我已经检索了维基百科的文章,并提取了几个与气候变化有关的网址,并将其内容保存为文件名。现在,我想使用tfidf找出所有语料库中最受欢迎的词。这是我的代码:
from nltk.corpus import stopwords as stop
def termFrequency(term, doc):
"""
Input: term: Term in the Document, doc: Document
Return: Normalized tf: Number of times term occurs
in document/Total number of terms in the document
"""
# Splitting the document into individual terms
normalizeTermFreq = doc.lower().split()
# Number of times the term occurs in the document
term_in_document = normalizeTermFreq.count(term.lower())
# Total number of terms in the document
len_of_document = float(len(normalizeTermFreq ))
# Normalized Term Frequency
normalized_tf = term_in_document / len_of_document
print("TFVAL",normalized_tf)
return normalized_tf
def inverseDocumentFrequency(term, allDocs):
num_docs_with_given_term = 0
"""
Input: term: Term in the Document,
allDocs: List of all documents
Return: Inverse Document Frequency (idf) for term
= Logarithm ((Total Number of Documents) /
(Number of documents containing the term))
"""
# Iterate through all the documents
for doc in allDocs:
"""
Putting a check if a term appears in a document.

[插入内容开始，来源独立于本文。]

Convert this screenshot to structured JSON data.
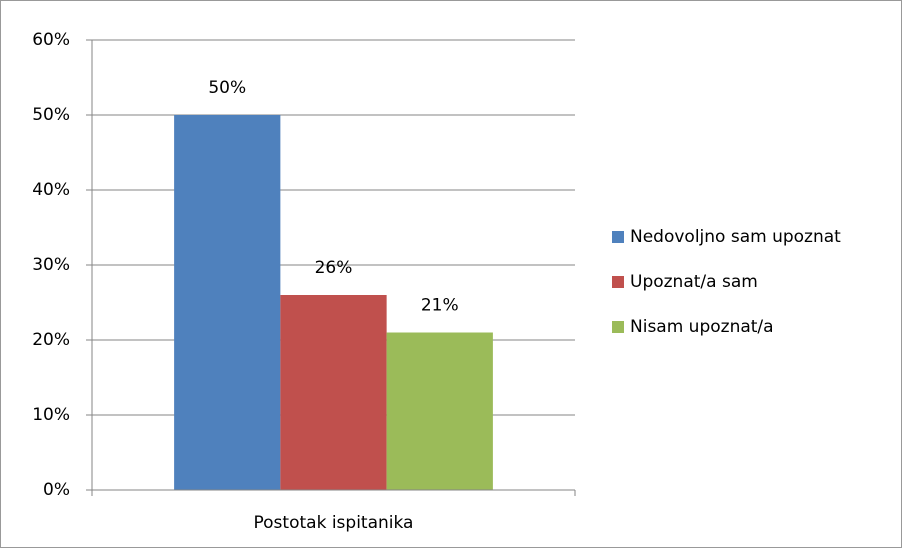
{
  "chart_data": {
    "type": "bar",
    "categories": [
      "Postotak ispitanika"
    ],
    "series": [
      {
        "name": "Nedovoljno sam upoznat",
        "color": "#4f81bd",
        "values": [
          50
        ],
        "value_labels": [
          "50%"
        ]
      },
      {
        "name": "Upoznat/a sam",
        "color": "#c0504d",
        "values": [
          26
        ],
        "value_labels": [
          "26%"
        ]
      },
      {
        "name": "Nisam upoznat/a",
        "color": "#9bbb59",
        "values": [
          21
        ],
        "value_labels": [
          "21%"
        ]
      }
    ],
    "ylim": [
      0,
      60
    ],
    "yticks": [
      {
        "value": 0,
        "label": "0%"
      },
      {
        "value": 10,
        "label": "10%"
      },
      {
        "value": 20,
        "label": "20%"
      },
      {
        "value": 30,
        "label": "30%"
      },
      {
        "value": 40,
        "label": "40%"
      },
      {
        "value": 50,
        "label": "50%"
      },
      {
        "value": 60,
        "label": "60%"
      }
    ],
    "grid": true,
    "legend": "right"
  }
}
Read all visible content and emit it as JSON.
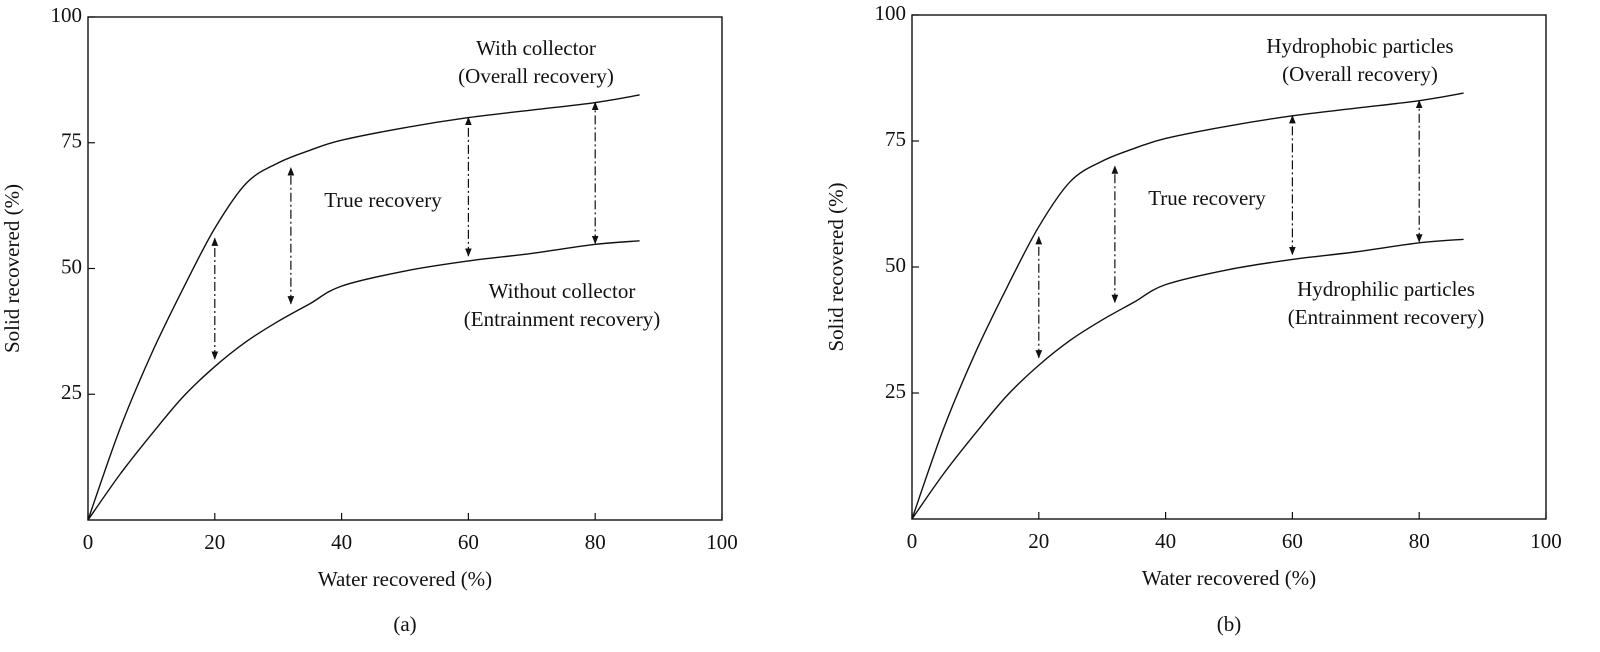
{
  "chart_data": [
    {
      "type": "line",
      "caption": "(a)",
      "x_label": "Water recovered (%)",
      "y_label": "Solid recovered (%)",
      "xlim": [
        0,
        100
      ],
      "ylim": [
        0,
        100
      ],
      "xticks": [
        0,
        20,
        40,
        60,
        80,
        100
      ],
      "yticks": [
        25,
        50,
        75,
        100
      ],
      "x": [
        0,
        5,
        10,
        15,
        20,
        25,
        30,
        35,
        40,
        50,
        60,
        70,
        80,
        87
      ],
      "series": [
        {
          "color": "#111111",
          "values": [
            0,
            18,
            33,
            46,
            58,
            67,
            71,
            73.5,
            75.5,
            78,
            80,
            81.5,
            83,
            84.5
          ]
        },
        {
          "color": "#111111",
          "values": [
            0,
            9,
            17,
            24.5,
            30.5,
            35.5,
            39.5,
            43,
            46.5,
            49.5,
            51.5,
            53,
            54.8,
            55.5
          ]
        }
      ],
      "annotations": [
        [
          "With collector",
          "(Overall recovery)"
        ],
        [
          "Without collector",
          "(Entrainment recovery)"
        ],
        [
          "True recovery"
        ]
      ],
      "arrows": [
        {
          "x": 20,
          "y": [
            32,
            56
          ]
        },
        {
          "x": 32,
          "y": [
            43,
            70
          ]
        },
        {
          "x": 60,
          "y": [
            52.5,
            80
          ]
        },
        {
          "x": 80,
          "y": [
            55,
            83
          ]
        }
      ]
    },
    {
      "type": "line",
      "caption": "(b)",
      "x_label": "Water recovered (%)",
      "y_label": "Solid recovered (%)",
      "xlim": [
        0,
        100
      ],
      "ylim": [
        0,
        100
      ],
      "xticks": [
        0,
        20,
        40,
        60,
        80,
        100
      ],
      "yticks": [
        25,
        50,
        75,
        100
      ],
      "x": [
        0,
        5,
        10,
        15,
        20,
        25,
        30,
        35,
        40,
        50,
        60,
        70,
        80,
        87
      ],
      "series": [
        {
          "color": "#111111",
          "values": [
            0,
            18,
            33,
            46,
            58,
            67,
            71,
            73.5,
            75.5,
            78,
            80,
            81.5,
            83,
            84.5
          ]
        },
        {
          "color": "#111111",
          "values": [
            0,
            9,
            17,
            24.5,
            30.5,
            35.5,
            39.5,
            43,
            46.5,
            49.5,
            51.5,
            53,
            54.8,
            55.5
          ]
        }
      ],
      "annotations": [
        [
          "Hydrophobic particles",
          "(Overall recovery)"
        ],
        [
          "Hydrophilic particles",
          "(Entrainment recovery)"
        ],
        [
          "True recovery"
        ]
      ],
      "arrows": [
        {
          "x": 20,
          "y": [
            32,
            56
          ]
        },
        {
          "x": 32,
          "y": [
            43,
            70
          ]
        },
        {
          "x": 60,
          "y": [
            52.5,
            80
          ]
        },
        {
          "x": 80,
          "y": [
            55,
            83
          ]
        }
      ]
    }
  ]
}
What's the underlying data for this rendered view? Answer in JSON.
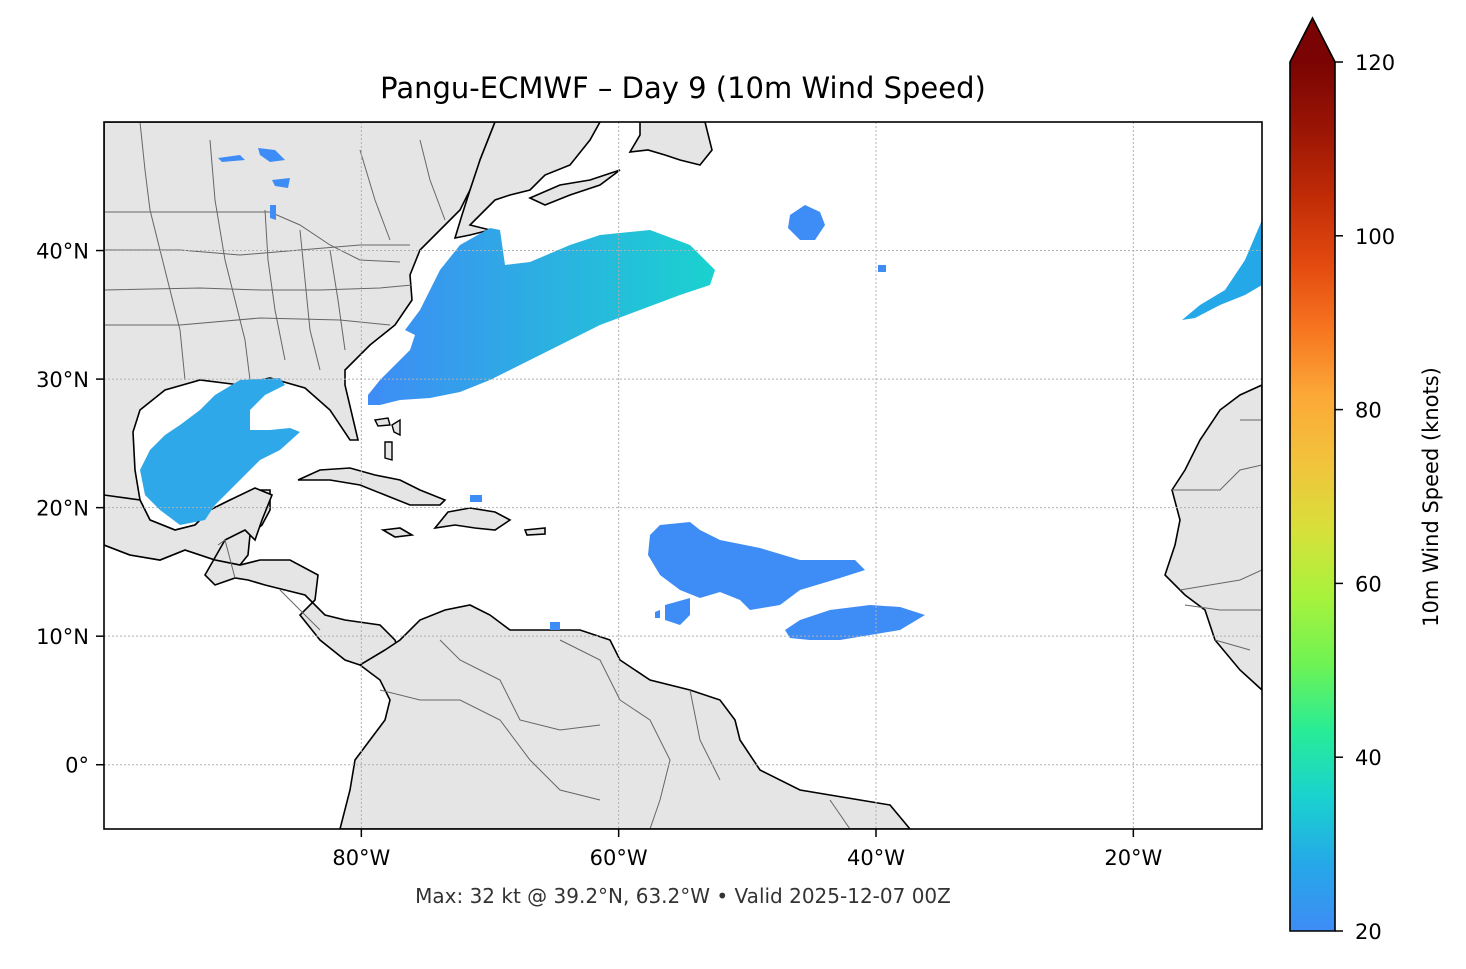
{
  "title": "Pangu-ECMWF – Day 9 (10m Wind Speed)",
  "footer": "Max: 32 kt @ 39.2°N, 63.2°W • Valid 2025-12-07 00Z",
  "map": {
    "lon_range": [
      -100,
      -10
    ],
    "lat_range": [
      -5,
      50
    ],
    "lon_ticks": [
      {
        "value": -80,
        "label": "80°W"
      },
      {
        "value": -60,
        "label": "60°W"
      },
      {
        "value": -40,
        "label": "40°W"
      },
      {
        "value": -20,
        "label": "20°W"
      }
    ],
    "lat_ticks": [
      {
        "value": 40,
        "label": "40°N"
      },
      {
        "value": 30,
        "label": "30°N"
      },
      {
        "value": 20,
        "label": "20°N"
      },
      {
        "value": 10,
        "label": "10°N"
      },
      {
        "value": 0,
        "label": "0°"
      }
    ],
    "gridlines": true,
    "land_color": "#e5e5e5",
    "coast_color": "#000000",
    "border_color": "#666666"
  },
  "colorbar": {
    "label": "10m Wind Speed (knots)",
    "range": [
      20,
      120
    ],
    "extend": "max",
    "ticks": [
      {
        "value": 20,
        "label": "20"
      },
      {
        "value": 40,
        "label": "40"
      },
      {
        "value": 60,
        "label": "60"
      },
      {
        "value": 80,
        "label": "80"
      },
      {
        "value": 100,
        "label": "100"
      },
      {
        "value": 120,
        "label": "120"
      }
    ],
    "colormap": [
      "#3e8cf5",
      "#25a8e8",
      "#1ad2cf",
      "#28ec96",
      "#6ff353",
      "#a8f23c",
      "#d7e03a",
      "#f2c33c",
      "#fca937",
      "#f77520",
      "#e2490f",
      "#c02b06",
      "#9a1504",
      "#7a0403"
    ]
  },
  "wind_areas": [
    {
      "name": "Northwest Atlantic band",
      "max_kt": 32
    },
    {
      "name": "Gulf of Mexico",
      "max_kt": 28
    },
    {
      "name": "Central tropical Atlantic",
      "max_kt": 22
    },
    {
      "name": "Tropical Atlantic south",
      "max_kt": 21
    },
    {
      "name": "Northeast Atlantic",
      "max_kt": 27
    },
    {
      "name": "Small mid-Atlantic patch",
      "max_kt": 21
    }
  ]
}
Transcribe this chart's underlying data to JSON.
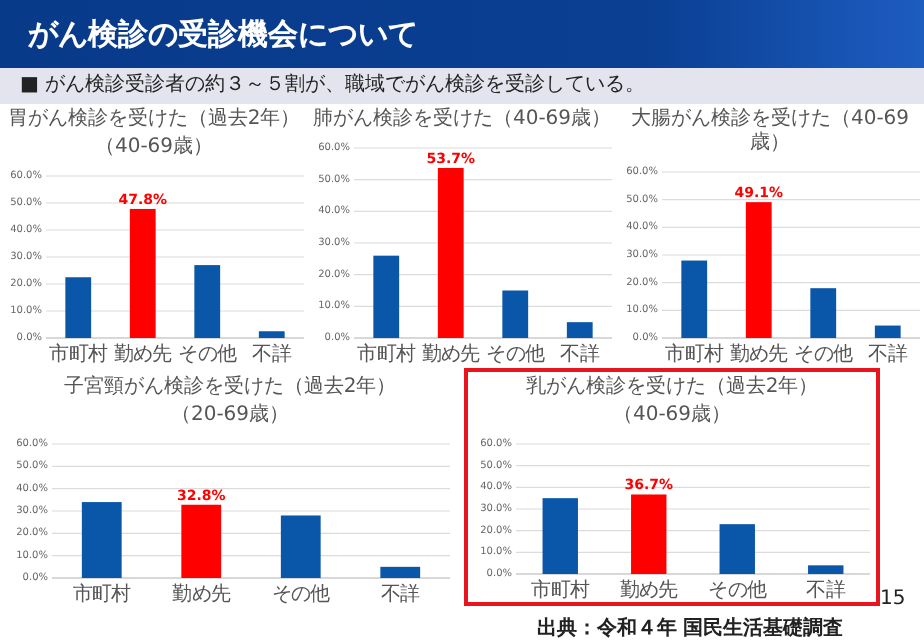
{
  "chart_data": [
    {
      "type": "other",
      "title": "がん検診の受診機会について",
      "subtitle": "■ がん検診受診者の約３～５割が、職域でがん検診を受診している。",
      "annotations": [
        "出典：令和４年 国民生活基礎調査",
        "15"
      ]
    },
    {
      "type": "bar",
      "title": "胃がん検診を受けた（過去2年）",
      "subtitle": "（40-69歳）",
      "categories": [
        "市町村",
        "勤め先",
        "その他",
        "不詳"
      ],
      "values": [
        22.5,
        47.8,
        27,
        2.5
      ],
      "colors": [
        "#0a56a8",
        "#ff0000",
        "#0a56a8",
        "#0a56a8"
      ],
      "value_labels": [
        null,
        "47.8%",
        null,
        null
      ],
      "ylim": [
        0,
        60
      ],
      "yticks": [
        {
          "value": 0,
          "label": "0.0%"
        },
        {
          "value": 10,
          "label": "10.0%"
        },
        {
          "value": 20,
          "label": "20.0%"
        },
        {
          "value": 30,
          "label": "30.0%"
        },
        {
          "value": 40,
          "label": "40.0%"
        },
        {
          "value": 50,
          "label": "50.0%"
        },
        {
          "value": 60,
          "label": "60.0%"
        }
      ],
      "grid": "y"
    },
    {
      "type": "bar",
      "title": "肺がん検診を受けた（40-69歳）",
      "categories": [
        "市町村",
        "勤め先",
        "その他",
        "不詳"
      ],
      "values": [
        26,
        53.7,
        15,
        5
      ],
      "colors": [
        "#0a56a8",
        "#ff0000",
        "#0a56a8",
        "#0a56a8"
      ],
      "value_labels": [
        null,
        "53.7%",
        null,
        null
      ],
      "ylim": [
        0,
        60
      ],
      "yticks": [
        {
          "value": 0,
          "label": "0.0%"
        },
        {
          "value": 10,
          "label": "10.0%"
        },
        {
          "value": 20,
          "label": "20.0%"
        },
        {
          "value": 30,
          "label": "30.0%"
        },
        {
          "value": 40,
          "label": "40.0%"
        },
        {
          "value": 50,
          "label": "50.0%"
        },
        {
          "value": 60,
          "label": "60.0%"
        }
      ],
      "grid": "y"
    },
    {
      "type": "bar",
      "title": "大腸がん検診を受けた（40-69歳）",
      "categories": [
        "市町村",
        "勤め先",
        "その他",
        "不詳"
      ],
      "values": [
        28,
        49.1,
        18,
        4.5
      ],
      "colors": [
        "#0a56a8",
        "#ff0000",
        "#0a56a8",
        "#0a56a8"
      ],
      "value_labels": [
        null,
        "49.1%",
        null,
        null
      ],
      "ylim": [
        0,
        60
      ],
      "yticks": [
        {
          "value": 0,
          "label": "0.0%"
        },
        {
          "value": 10,
          "label": "10.0%"
        },
        {
          "value": 20,
          "label": "20.0%"
        },
        {
          "value": 30,
          "label": "30.0%"
        },
        {
          "value": 40,
          "label": "40.0%"
        },
        {
          "value": 50,
          "label": "50.0%"
        },
        {
          "value": 60,
          "label": "60.0%"
        }
      ],
      "grid": "y"
    },
    {
      "type": "bar",
      "title": "子宮頸がん検診を受けた（過去2年）",
      "subtitle": "（20-69歳）",
      "categories": [
        "市町村",
        "勤め先",
        "その他",
        "不詳"
      ],
      "values": [
        34,
        32.8,
        28,
        5
      ],
      "colors": [
        "#0a56a8",
        "#ff0000",
        "#0a56a8",
        "#0a56a8"
      ],
      "value_labels": [
        null,
        "32.8%",
        null,
        null
      ],
      "ylim": [
        0,
        60
      ],
      "yticks": [
        {
          "value": 0,
          "label": "0.0%"
        },
        {
          "value": 10,
          "label": "10.0%"
        },
        {
          "value": 20,
          "label": "20.0%"
        },
        {
          "value": 30,
          "label": "30.0%"
        },
        {
          "value": 40,
          "label": "40.0%"
        },
        {
          "value": 50,
          "label": "50.0%"
        },
        {
          "value": 60,
          "label": "60.0%"
        }
      ],
      "grid": "y"
    },
    {
      "type": "bar",
      "title": "乳がん検診を受けた（過去2年）",
      "subtitle": "（40-69歳）",
      "categories": [
        "市町村",
        "勤め先",
        "その他",
        "不詳"
      ],
      "values": [
        35,
        36.7,
        23,
        4
      ],
      "colors": [
        "#0a56a8",
        "#ff0000",
        "#0a56a8",
        "#0a56a8"
      ],
      "value_labels": [
        null,
        "36.7%",
        null,
        null
      ],
      "ylim": [
        0,
        60
      ],
      "yticks": [
        {
          "value": 0,
          "label": "0.0%"
        },
        {
          "value": 10,
          "label": "10.0%"
        },
        {
          "value": 20,
          "label": "20.0%"
        },
        {
          "value": 30,
          "label": "30.0%"
        },
        {
          "value": 40,
          "label": "40.0%"
        },
        {
          "value": 50,
          "label": "50.0%"
        },
        {
          "value": 60,
          "label": "60.0%"
        }
      ],
      "grid": "y"
    }
  ]
}
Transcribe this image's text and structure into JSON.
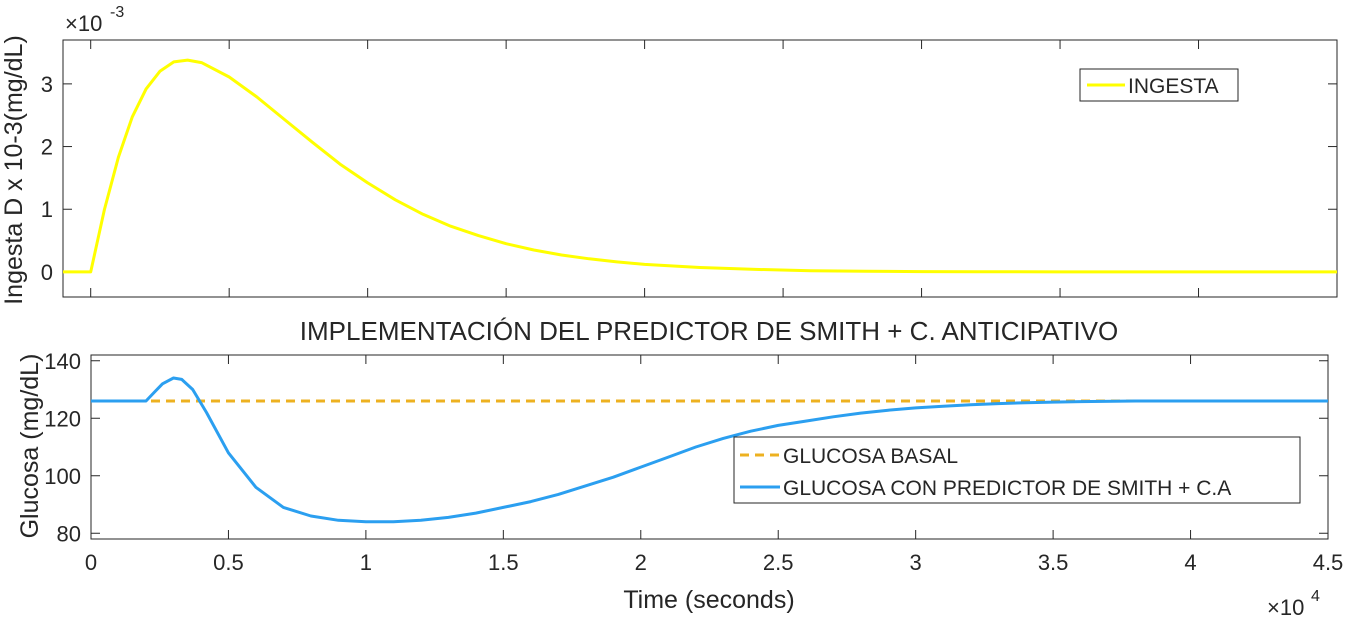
{
  "chart_data": [
    {
      "type": "line",
      "title": "",
      "xlabel": "",
      "ylabel": "Ingesta D x 10-3(mg/dL)",
      "y_exponent": {
        "base": "×10",
        "exp": "-3"
      },
      "xlim": [
        -1000,
        45000
      ],
      "ylim": [
        -0.4,
        3.7
      ],
      "x_ticks": [
        0,
        5000,
        10000,
        15000,
        20000,
        25000,
        30000,
        35000,
        40000,
        45000
      ],
      "y_ticks": [
        0,
        1,
        2,
        3
      ],
      "y_tick_labels": [
        "0",
        "1",
        "2",
        "3"
      ],
      "x_tick_labels_visible": false,
      "grid": false,
      "legend_position": "top-right",
      "series": [
        {
          "name": "INGESTA",
          "color": "#ffff00",
          "style": "solid",
          "x": [
            -1000,
            0,
            500,
            1000,
            1500,
            2000,
            2500,
            3000,
            3500,
            4000,
            5000,
            6000,
            7000,
            8000,
            9000,
            10000,
            11000,
            12000,
            13000,
            14000,
            15000,
            16000,
            17000,
            18000,
            19000,
            20000,
            22000,
            24000,
            26000,
            28000,
            30000,
            32000,
            35000,
            40000,
            45000
          ],
          "values": [
            0,
            0,
            1.0,
            1.83,
            2.47,
            2.92,
            3.2,
            3.35,
            3.38,
            3.34,
            3.11,
            2.79,
            2.43,
            2.07,
            1.72,
            1.42,
            1.15,
            0.92,
            0.73,
            0.58,
            0.45,
            0.35,
            0.27,
            0.21,
            0.16,
            0.12,
            0.07,
            0.04,
            0.02,
            0.01,
            0.006,
            0.003,
            0.001,
            0,
            0
          ]
        }
      ]
    },
    {
      "type": "line",
      "title": "IMPLEMENTACIÓN DEL PREDICTOR DE SMITH + C. ANTICIPATIVO",
      "xlabel": "Time (seconds)",
      "ylabel": "Glucosa (mg/dL)",
      "x_exponent": {
        "base": "×10",
        "exp": "4"
      },
      "xlim": [
        0,
        45000
      ],
      "ylim": [
        78,
        142
      ],
      "x_ticks": [
        0,
        5000,
        10000,
        15000,
        20000,
        25000,
        30000,
        35000,
        40000,
        45000
      ],
      "x_tick_labels": [
        "0",
        "0.5",
        "1",
        "1.5",
        "2",
        "2.5",
        "3",
        "3.5",
        "4",
        "4.5"
      ],
      "y_ticks": [
        80,
        100,
        120,
        140
      ],
      "y_tick_labels": [
        "80",
        "100",
        "120",
        "140"
      ],
      "grid": false,
      "legend_position": "bottom-right",
      "series": [
        {
          "name": "GLUCOSA BASAL",
          "color": "#edb120",
          "style": "dashed",
          "x": [
            0,
            45000
          ],
          "values": [
            126,
            126
          ]
        },
        {
          "name": "GLUCOSA CON PREDICTOR DE SMITH + C.A",
          "color": "#2b9ff0",
          "style": "solid",
          "x": [
            0,
            2000,
            2300,
            2600,
            3000,
            3300,
            3700,
            4200,
            5000,
            6000,
            7000,
            8000,
            9000,
            10000,
            11000,
            12000,
            13000,
            14000,
            15000,
            16000,
            17000,
            18000,
            19000,
            20000,
            21000,
            22000,
            23000,
            24000,
            25000,
            26000,
            27000,
            28000,
            29000,
            30000,
            31000,
            32000,
            33000,
            34000,
            35000,
            36000,
            38000,
            40000,
            42000,
            45000
          ],
          "values": [
            126,
            126,
            129,
            132,
            134,
            133.5,
            130,
            122,
            108,
            96,
            89,
            86,
            84.5,
            84,
            84,
            84.5,
            85.5,
            87,
            89,
            91,
            93.5,
            96.5,
            99.5,
            103,
            106.5,
            110,
            113,
            115.5,
            117.5,
            119,
            120.5,
            121.8,
            122.8,
            123.6,
            124.2,
            124.7,
            125.1,
            125.4,
            125.6,
            125.8,
            126,
            126,
            126,
            126
          ]
        }
      ]
    }
  ]
}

If term is present in the document, then
increment "num_docs_with_given_term" variable
"""
with open("2009_United_Nations_Climate_Change_Conference.txt","r+",encoding="utf-8") as f:
doc=f.read().split()
for word in doc:
print(word)
result=re.match(r'^[a-zA-Z]+$',word)
if result is not None:
document.append(word)
document = ' '.join([i for i in document if i not in stop.words()])
if term.lower() in document.lower().split():
num_docs_with_given_term += 1
f.close()
if num_docs_with_given_term > 0:
# Total number of documents
total_num_docs = len(allDocs)
# Calculating the IDF
idf_val = log(float(total_num_docs) / num_docs_with_given_term)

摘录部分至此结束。